21grammes
Sédentarisé à l’excès, assis sur une chaise la plupart du temps, le dos courbé sur l’écran, l’homme est soucieux de ne pas perdre le rythme d’une société hystérique. Il se déplace avec ses pairs grâce à des moyens de locomotion magnifiques et perfectionnés qui lui assurent d’arriver au plus vite d’un point A à un point B. Le but vise à être rentable de sorte que la quantité considérable de tâches à accomplir chaque jour au travail et dans la vie soit faite à temps pour satisfaire au mieux la déesse performance.
On s’entasse dans des trains, des avions, des bus surchargés, lorsque cela n’est pas notre propre moyen de déplacement qui accélère le temps.
Les corps sont conditionnés, affrétés au profit du temps social de la communauté qui sue de ce mouvement finalement sclérosant.
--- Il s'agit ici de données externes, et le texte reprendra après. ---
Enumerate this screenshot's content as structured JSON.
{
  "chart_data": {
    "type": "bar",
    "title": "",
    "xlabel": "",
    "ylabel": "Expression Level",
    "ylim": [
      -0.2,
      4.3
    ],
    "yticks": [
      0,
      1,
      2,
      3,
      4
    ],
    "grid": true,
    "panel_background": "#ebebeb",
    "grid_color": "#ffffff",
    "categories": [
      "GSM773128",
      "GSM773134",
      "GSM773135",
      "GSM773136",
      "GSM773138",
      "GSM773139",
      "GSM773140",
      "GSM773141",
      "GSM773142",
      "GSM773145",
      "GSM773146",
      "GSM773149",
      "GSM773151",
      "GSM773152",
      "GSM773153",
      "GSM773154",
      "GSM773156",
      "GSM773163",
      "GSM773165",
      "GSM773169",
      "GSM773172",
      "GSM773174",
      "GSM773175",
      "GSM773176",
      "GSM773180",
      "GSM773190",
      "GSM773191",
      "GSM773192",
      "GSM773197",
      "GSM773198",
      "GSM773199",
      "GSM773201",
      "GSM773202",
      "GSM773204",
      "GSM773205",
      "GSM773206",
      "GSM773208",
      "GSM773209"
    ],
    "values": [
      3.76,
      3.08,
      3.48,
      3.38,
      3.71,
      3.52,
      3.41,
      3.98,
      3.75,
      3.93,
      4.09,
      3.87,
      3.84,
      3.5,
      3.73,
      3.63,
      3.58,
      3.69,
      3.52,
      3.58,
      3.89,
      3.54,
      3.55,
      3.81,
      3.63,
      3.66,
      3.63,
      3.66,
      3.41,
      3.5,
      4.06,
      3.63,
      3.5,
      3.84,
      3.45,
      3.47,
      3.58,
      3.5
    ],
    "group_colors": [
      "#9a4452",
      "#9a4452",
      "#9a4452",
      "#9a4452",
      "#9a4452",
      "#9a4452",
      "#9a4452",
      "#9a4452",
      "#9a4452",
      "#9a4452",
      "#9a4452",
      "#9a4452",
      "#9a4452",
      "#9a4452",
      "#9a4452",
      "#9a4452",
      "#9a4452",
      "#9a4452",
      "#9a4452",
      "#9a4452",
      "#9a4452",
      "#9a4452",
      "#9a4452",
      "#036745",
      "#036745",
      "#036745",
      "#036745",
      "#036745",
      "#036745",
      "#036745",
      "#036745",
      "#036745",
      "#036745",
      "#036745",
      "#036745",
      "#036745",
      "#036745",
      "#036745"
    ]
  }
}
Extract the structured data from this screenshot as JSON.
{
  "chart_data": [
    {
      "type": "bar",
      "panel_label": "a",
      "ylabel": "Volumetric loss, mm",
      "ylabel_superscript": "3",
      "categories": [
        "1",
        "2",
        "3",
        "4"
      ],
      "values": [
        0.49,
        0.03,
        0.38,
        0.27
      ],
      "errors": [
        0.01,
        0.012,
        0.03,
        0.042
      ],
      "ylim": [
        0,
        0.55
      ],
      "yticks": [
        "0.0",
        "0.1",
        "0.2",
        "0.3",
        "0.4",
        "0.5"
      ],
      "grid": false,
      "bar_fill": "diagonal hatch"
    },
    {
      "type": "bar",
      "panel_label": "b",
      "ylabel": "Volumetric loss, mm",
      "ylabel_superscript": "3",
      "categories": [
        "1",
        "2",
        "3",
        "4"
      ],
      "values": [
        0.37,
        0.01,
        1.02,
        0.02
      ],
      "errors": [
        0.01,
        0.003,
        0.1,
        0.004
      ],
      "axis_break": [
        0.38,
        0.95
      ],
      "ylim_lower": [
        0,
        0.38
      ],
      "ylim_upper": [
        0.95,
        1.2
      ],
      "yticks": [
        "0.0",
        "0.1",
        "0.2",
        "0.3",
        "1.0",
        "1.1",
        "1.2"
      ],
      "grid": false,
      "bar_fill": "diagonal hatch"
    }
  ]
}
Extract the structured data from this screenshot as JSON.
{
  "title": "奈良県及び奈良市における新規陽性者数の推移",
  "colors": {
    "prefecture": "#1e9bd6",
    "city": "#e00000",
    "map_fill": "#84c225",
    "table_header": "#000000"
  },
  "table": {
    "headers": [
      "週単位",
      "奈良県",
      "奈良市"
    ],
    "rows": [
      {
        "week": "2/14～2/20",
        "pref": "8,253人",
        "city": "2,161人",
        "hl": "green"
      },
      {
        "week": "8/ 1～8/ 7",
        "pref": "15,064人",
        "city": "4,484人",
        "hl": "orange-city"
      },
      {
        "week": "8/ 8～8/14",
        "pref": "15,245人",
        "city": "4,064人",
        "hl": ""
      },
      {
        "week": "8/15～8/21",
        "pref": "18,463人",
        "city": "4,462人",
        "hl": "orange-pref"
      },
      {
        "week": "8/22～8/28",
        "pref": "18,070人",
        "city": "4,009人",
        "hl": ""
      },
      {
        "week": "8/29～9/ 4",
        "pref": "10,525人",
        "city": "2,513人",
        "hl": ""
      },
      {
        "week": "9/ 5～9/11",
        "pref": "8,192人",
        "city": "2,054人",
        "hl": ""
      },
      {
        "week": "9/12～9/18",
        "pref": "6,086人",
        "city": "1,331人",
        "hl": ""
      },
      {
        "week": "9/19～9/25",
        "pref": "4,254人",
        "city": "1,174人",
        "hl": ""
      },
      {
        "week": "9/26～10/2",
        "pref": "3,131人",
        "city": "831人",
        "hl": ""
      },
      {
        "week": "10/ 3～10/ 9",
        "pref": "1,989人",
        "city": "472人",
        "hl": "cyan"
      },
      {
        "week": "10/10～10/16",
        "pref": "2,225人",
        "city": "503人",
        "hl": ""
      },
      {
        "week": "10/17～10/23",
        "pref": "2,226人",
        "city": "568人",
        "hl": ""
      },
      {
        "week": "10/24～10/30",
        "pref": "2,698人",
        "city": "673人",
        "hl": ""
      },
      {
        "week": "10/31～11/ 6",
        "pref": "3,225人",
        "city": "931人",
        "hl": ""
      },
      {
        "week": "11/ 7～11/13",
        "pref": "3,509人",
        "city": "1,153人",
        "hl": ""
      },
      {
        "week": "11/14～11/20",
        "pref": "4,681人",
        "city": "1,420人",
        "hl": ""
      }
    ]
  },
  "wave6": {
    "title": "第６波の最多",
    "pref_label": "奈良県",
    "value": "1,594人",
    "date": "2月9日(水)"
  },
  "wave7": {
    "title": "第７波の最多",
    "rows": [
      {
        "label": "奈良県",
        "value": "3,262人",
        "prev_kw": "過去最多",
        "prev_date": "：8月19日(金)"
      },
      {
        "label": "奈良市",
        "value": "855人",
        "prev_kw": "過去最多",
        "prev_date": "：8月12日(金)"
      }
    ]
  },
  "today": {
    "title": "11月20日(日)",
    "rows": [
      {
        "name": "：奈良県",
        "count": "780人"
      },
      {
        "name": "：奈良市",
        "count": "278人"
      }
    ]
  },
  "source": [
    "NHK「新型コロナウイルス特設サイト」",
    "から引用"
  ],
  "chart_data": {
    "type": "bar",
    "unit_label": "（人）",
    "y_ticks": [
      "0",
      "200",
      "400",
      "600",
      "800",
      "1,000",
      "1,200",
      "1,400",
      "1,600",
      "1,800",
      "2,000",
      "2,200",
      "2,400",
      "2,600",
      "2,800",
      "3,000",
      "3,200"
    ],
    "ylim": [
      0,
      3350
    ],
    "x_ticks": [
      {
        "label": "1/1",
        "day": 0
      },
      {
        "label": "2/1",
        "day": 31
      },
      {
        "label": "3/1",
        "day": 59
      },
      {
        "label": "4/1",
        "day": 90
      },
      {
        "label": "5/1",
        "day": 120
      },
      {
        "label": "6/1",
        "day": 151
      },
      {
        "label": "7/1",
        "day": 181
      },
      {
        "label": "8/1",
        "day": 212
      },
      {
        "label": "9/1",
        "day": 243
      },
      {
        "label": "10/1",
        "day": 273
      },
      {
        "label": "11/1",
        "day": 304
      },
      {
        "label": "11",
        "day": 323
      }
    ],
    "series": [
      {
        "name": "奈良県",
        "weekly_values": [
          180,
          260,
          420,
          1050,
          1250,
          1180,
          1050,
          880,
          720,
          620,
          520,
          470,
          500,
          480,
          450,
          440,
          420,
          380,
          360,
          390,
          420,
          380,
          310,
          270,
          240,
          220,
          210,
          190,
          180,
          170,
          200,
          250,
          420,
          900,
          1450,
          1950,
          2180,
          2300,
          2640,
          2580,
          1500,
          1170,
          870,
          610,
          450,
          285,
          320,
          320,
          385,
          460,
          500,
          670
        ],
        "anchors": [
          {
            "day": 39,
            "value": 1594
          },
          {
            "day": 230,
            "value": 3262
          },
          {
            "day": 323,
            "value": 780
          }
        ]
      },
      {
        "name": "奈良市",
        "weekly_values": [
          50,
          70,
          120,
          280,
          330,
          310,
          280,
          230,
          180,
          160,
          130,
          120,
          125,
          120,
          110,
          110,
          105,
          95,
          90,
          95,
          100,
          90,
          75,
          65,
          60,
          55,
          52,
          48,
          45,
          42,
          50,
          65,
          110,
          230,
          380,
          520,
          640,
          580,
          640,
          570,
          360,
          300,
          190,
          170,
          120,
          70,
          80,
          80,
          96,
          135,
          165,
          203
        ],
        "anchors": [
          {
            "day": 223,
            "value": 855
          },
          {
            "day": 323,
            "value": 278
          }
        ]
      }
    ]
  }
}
La perception de notre corps en est brouillée.
Nous ne nous écoutons plus. Nous émettons sans cesse via les réseaux dits sociaux et autres piaillements. Une loghorrée permanente inonde et englue la mobilité physique et mentale au profit d’un gigantesque magma d’informations.
Quid de notre façon de toucher, de voir, d’entendre, de bouger ?
Quid de notre sensitivité et de notre perception de l’autre, de ce qui nous entoure?
Pierre Rabhi * parle justement d’ «une machine qui harcèle le citoyen et distille en lui une insidieuse anxiété, le tétanisant, infligeant raideur et douleur à un corps sans cesse malmené par ses desideratas quotidiens: du haut en bas de la hierarchie sociale, ce ne sont qu’êtres, dont la vie est jusqu’à son terme, dévolue à la productivité.»
Danser devient alors un acte de résistance.
Le corps est mis à l’épreuve d’une autre temporalité, d’une autre durée.
Casser le rythme, exploser les répères normatifs, retrouver le souffle et l’élan.
N.Artufel
*in Vers la sobriété heureuse . Actes Sud 2010.